Maryland Style Crab Cake with Aioli


Today is Memorial Day. I have many friends and family members who have served, or are currently serving in the United States Military. I have been blessed to know these warriors first-hand, and loved them all so deeply. My husband is a Marine, and since it's his day, I make for him whatever he wants. Because he's from Baltimore, apparently crab cakes are the traditional Memorial Day comfort food.

My crab cakes have a very minimum amount of ingredients, because crab is a gorgeous, delicate flavored thing, so you never want to overpower the beauty of the meat.

You will notice, also, that I use commercially made mayonnaise in the crab cake mix, and then scratch make a mayo-based aioli as an accompaniment. The reason for this is that commercial mayo is very bland flavor-wise and won't overpower the crab. The aioli is served on the side for people who simply must have a dressing for their crab cakes...it happens. What is aioli, you ask? Well...

Aioli or aïoli is a sauce made of garlic and olive oil; in some regions other emulsifiers such as egg are used. The names mean "garlic and oil" in Catalan and Provençal. It is particularly associated with the cuisines of the Mediterranean coasts of Spain , France, and Italy. Current versions of the French-Provençal sauce are typically closer to a garlic mayonnaise, incorporating egg yolks and lemon, whereas the original French Provencal and Spanish Catalan versions are without egg yolk and have considerably more garlic.
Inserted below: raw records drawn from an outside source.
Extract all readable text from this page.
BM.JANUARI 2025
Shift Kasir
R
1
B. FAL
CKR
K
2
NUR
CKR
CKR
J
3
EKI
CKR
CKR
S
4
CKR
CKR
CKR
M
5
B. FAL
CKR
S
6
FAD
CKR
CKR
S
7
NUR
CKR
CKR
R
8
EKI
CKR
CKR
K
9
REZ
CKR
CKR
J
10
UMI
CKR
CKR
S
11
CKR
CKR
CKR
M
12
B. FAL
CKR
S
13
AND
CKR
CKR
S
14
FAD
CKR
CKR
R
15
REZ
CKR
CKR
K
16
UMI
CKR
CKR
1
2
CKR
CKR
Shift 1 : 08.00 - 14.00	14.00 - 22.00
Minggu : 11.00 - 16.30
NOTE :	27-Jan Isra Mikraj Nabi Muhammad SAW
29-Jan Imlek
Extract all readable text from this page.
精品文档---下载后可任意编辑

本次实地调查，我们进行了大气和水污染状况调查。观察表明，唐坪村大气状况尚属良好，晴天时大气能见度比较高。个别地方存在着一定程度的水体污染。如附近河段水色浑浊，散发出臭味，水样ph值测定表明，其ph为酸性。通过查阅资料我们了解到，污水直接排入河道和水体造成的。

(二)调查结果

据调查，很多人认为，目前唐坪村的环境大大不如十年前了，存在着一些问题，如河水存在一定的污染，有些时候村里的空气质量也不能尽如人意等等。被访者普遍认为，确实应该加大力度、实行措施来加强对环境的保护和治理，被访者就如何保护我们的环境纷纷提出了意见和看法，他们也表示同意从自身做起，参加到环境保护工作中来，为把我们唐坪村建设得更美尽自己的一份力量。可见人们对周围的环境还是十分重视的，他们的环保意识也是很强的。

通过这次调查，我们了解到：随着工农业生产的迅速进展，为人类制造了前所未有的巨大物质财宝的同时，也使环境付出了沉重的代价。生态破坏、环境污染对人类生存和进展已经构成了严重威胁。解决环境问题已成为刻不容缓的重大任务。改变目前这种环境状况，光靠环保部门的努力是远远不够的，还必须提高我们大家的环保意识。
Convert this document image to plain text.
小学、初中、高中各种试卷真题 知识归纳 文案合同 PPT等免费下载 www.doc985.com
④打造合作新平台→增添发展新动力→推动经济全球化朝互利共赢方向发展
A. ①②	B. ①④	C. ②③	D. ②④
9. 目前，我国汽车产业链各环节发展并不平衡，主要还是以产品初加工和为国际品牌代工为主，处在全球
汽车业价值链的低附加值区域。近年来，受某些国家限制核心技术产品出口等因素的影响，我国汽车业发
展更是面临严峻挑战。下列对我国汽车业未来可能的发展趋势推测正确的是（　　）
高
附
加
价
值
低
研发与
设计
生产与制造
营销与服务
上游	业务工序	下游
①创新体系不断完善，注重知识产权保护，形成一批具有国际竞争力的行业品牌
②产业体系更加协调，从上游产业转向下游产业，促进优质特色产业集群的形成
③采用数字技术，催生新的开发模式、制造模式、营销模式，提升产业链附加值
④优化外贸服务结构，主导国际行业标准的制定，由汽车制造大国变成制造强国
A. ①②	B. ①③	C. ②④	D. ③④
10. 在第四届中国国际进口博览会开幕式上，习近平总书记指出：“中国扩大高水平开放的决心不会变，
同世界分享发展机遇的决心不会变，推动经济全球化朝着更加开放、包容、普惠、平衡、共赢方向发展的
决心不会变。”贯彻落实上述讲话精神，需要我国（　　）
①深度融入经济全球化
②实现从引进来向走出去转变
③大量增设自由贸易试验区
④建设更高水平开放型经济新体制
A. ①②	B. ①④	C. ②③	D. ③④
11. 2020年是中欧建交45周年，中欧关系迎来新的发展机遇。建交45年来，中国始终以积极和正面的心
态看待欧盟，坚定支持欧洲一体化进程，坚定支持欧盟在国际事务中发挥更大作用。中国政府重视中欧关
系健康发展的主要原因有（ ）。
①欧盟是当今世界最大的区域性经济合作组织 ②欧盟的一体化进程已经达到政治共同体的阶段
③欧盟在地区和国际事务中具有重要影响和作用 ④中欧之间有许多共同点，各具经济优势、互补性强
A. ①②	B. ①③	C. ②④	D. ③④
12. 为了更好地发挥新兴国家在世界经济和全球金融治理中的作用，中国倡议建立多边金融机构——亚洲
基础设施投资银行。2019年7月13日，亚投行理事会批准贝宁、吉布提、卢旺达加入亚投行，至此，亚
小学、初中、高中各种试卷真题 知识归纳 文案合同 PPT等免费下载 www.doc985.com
This gives the sauce a pastier texture, while making it considerably more laborious to make as the emulsion is much harder to stabilize. There are many variations, such as adding lemon juice or other seasonings. In France it can include mustard. It is usually served at room temperature.
Aioli is, like mayonnaise, an emulsion-or suspension-of small globules of oil and oil-soluble compounds in water and water-soluble compounds. In Spain, purists consider that the absence of egg is what distinguishes aioli from mayonnaise, however this is not the case in France and other countries where egg and egg yolk can be used as an emulsifier and is generally used in making aioli today. Using only garlic as an emulsifier requires it to be thoroughly crushed and for oil to be added drop by drop so that the aioli is not "cut" by excess oil.

My aioli is an American variation that contains egg yolks, garlic, lemon juice, salt, and the addition of apple cider vinegar and lemon zest. I do serve mine chilled, but you can use it right away at room temperature if you want to be a purest. As well...If you are nervous about salmonella or other food-born cooties; simply use pasturized eggs from the fridge section of your local megamart. SO let's cook!

Crab Cakes
1 pound excellent quality lump crab meat
1/2 sleeve saltines
2 eggs seperated
1 cup mayonnaise
2 tsp. Old Bay
Place the crab into a fine mesh strainer and drain-if needed. Gently sort through the lumps, remove any shells that you find. Set this aside. In you food processor with the blade in place, pour in the saltines. Pulverize the crackers until they look like pepply beach sand. 

Pour into a glass (or non reactive bowl). Add the crab, egg whites, mayo, and Old Bay. 

GENTLY with your very clean hands fold everything together. 

Once the crab cake mix looks to your liking, cover and allow to rest in the fridge 1 hour minimum and up to 6 hours. Meanwhile make the aioli!

Once your mix has rested for a bit, form into 3-4 ounce balls (I use a scooper for this that I bought at my local kitchen store). 

Form the into little hockey puck shapes and place back in the fridge for a few minutes to let them rest a bit. 

Heat about 1/2-1 inch of canola or peanut oil in a large skillet over medium high heat. Once the oil starts to shimmer, add the crab cakes and cook 3-4 minutes per side, until they are cook through. 

Evacuate your crab cakes to a paper towel lined, clean sheet pan to drain excess oil. 

Serve hot with the aioli on the side. 


Lemon Garlic Aioli
2 egg yolks (you did save your yolks from above, yes?)
2-6 cloves garlic (depending on your personal tastes)
2 Tbs. apple cider vinegar
2 Tbs. lemon juice
3/4-1 cup olive oil
1 Tbs. lemon zest
1 tsp. Kosher salt
1tsp. sugar (optional)
In the food processor with the blade in place-and for this your needn't even rinse out the cracker dust from above-pour in the yolks, garlic, vinegar, and lemon juice. 


Turn on the machine and let it run 1-2 minutes, or until the garlic is pureed and the mixture is a light, pale yellow. 

With the machine running, slowly in a steady stream, pour in the olive oil until the mixture is very thick. 

Add remaining ingredients and puree for a few more seconds just to mix. 

Pour into a pretty serving container, garnish with parsley if you like and serve. 

VARIATIONS:
1. fold in capers
2. add some cayenne pepper for heat
3. add some chopped taragon or cilantro
4. change out the vinegar for a different variety-I like champagne and sherry vinegar best.